Анька вздыхает: он и в самом деле забыл!
— Я ведь тебя с утра предупредила: сегодня у меня дружина, буду поздно. А у тебя родительское собрание.
Слава смущенно покашливает.
— Да, ты права. Хорошо, что позвонила. Заработался, чуть не забыл.
— Если прямо сейчас выйдешь, то успеешь, — говорит она. — Если немного опоздаешь, не страшно. Там относятся с пониманием. Только обязательно поезжай. Для Павлика это очень важно. Договорились?
— Да, конечно. Закругляюсь и выхожу.
— Ну тогда все. Пока.
— Подожди… — останавливает ее Слава.
Даже не видя его, Анька ясно представляет, как он мнется и переступает с ноги на ногу там, по ту сторону связи. Не зря ведь телефония зовется связью. Сейчас они и в самом деле связаны, хотя бы и только проводами. Чего никак нельзя было сказать утром, во время завтрака, несмотря на то, что расстояние между ними не превышало тогда двух-трех шагов. Наверно, у человеческих отношений какая-то другая физика.
— Да?
— Слушай, я еще утром хотел спросить…
— Да?
Анька внутренне сжимается. Что делать, если сейчас он спросит напрямую? Что-нибудь типа: «У тебя кто-то есть?» Или: «Ты меня, случаем, не обманываешь?» Или даже: «Ты что, принимаешь меня за дурака?»
— Аня, у нас с тобой все в порядке?
Она молчит. В голове вихрем проносятся мысли — разные, всякие, отрывочные, торопливые; их множество, но ни одна из них даже не делает попытки приостановиться, задержаться, додуматься до конца.
— Аня?
— Да.
— Что «да»?
— Да. Само собой, у нас все в порядке, — твердо говорит она. — Если, конечно, ты не слишком опоздаешь на родительское собрание.

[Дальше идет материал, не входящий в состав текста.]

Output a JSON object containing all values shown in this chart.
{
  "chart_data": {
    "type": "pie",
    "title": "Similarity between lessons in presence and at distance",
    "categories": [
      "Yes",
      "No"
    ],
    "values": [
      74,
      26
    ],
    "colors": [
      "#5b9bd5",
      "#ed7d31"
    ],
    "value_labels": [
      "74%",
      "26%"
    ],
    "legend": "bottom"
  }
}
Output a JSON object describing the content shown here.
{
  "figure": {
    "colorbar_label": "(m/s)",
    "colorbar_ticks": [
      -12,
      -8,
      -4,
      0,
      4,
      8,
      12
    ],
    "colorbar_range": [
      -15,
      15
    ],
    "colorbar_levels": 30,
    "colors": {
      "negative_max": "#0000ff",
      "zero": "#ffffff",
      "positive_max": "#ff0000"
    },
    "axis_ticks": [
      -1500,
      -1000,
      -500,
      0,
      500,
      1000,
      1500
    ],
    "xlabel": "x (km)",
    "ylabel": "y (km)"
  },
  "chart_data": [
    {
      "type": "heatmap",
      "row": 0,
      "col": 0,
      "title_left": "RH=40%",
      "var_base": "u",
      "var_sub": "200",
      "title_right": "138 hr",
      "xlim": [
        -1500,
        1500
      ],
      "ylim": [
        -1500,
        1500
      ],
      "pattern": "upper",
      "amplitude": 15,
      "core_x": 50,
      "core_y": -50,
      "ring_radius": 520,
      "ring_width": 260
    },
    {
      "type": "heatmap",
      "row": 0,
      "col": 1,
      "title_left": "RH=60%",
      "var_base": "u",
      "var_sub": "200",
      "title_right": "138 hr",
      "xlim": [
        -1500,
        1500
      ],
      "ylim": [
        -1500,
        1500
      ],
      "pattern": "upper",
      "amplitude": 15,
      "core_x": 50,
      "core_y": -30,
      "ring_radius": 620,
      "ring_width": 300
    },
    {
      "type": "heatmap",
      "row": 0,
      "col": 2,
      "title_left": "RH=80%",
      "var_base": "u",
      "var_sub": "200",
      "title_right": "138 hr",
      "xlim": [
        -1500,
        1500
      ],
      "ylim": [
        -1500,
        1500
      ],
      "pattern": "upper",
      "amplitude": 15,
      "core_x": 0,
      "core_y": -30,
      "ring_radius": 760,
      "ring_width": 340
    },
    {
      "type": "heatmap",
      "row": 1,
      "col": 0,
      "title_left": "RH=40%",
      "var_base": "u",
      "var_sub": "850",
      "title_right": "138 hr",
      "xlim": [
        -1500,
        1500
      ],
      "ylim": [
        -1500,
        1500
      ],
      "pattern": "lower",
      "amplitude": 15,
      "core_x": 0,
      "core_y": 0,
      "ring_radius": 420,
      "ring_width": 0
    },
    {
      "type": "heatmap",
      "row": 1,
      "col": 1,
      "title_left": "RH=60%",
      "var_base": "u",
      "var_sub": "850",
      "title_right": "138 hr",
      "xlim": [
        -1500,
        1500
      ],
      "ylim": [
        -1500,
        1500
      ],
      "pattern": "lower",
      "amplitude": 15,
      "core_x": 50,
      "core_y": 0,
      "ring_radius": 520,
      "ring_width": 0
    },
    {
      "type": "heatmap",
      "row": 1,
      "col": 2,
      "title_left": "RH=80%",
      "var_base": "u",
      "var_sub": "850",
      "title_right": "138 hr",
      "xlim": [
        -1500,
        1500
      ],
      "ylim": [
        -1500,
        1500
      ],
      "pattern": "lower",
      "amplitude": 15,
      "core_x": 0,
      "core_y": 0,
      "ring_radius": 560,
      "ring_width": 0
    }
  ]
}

— Не опоздаю! — в голосе Славы слышно облегчение, даже радость. — Ты ведь знаешь, я редко опаздываю.
— Вот и молодец. Пока.
— Целую! — он чмокает в трубку.
— Ага. Пока.
Анька нажимает на рычаг телефона и минуту-другую стоит так с трубкой в руке.
— Ничего, ты справишься… — говорит Робертино за ее спиной. — Это какой-нибудь мужик полез бы в пьянку или в петлю, но ты-то женщина. Настоящая женщина.
Она поворачивается: пьяные глаза смотрят на нее с горечью и отчаянием. Надо же — во время разговора с мужем Анька почти забыла о присутствии Шпрыгина. Неудивительно: за эти два года он превратился в неотъемлемую часть пейзажа — как город, как наледь зимой, как девяносто восьмой автобус. В сердце у нее вдруг проклевывается и стремительно нарастает жалость… к кому? Это и в самом деле не вполне понятно. К себе самой? К Славе? К Павлику? К рыжему графу? Но троих последних в комнате нет, а себя… как-то непривычно жалеть себя. Остается Робертино, несчастный, отчаявшийся алкаш. Анька быстро подходит к Шпрыгину и прижимает его голову к своему животу.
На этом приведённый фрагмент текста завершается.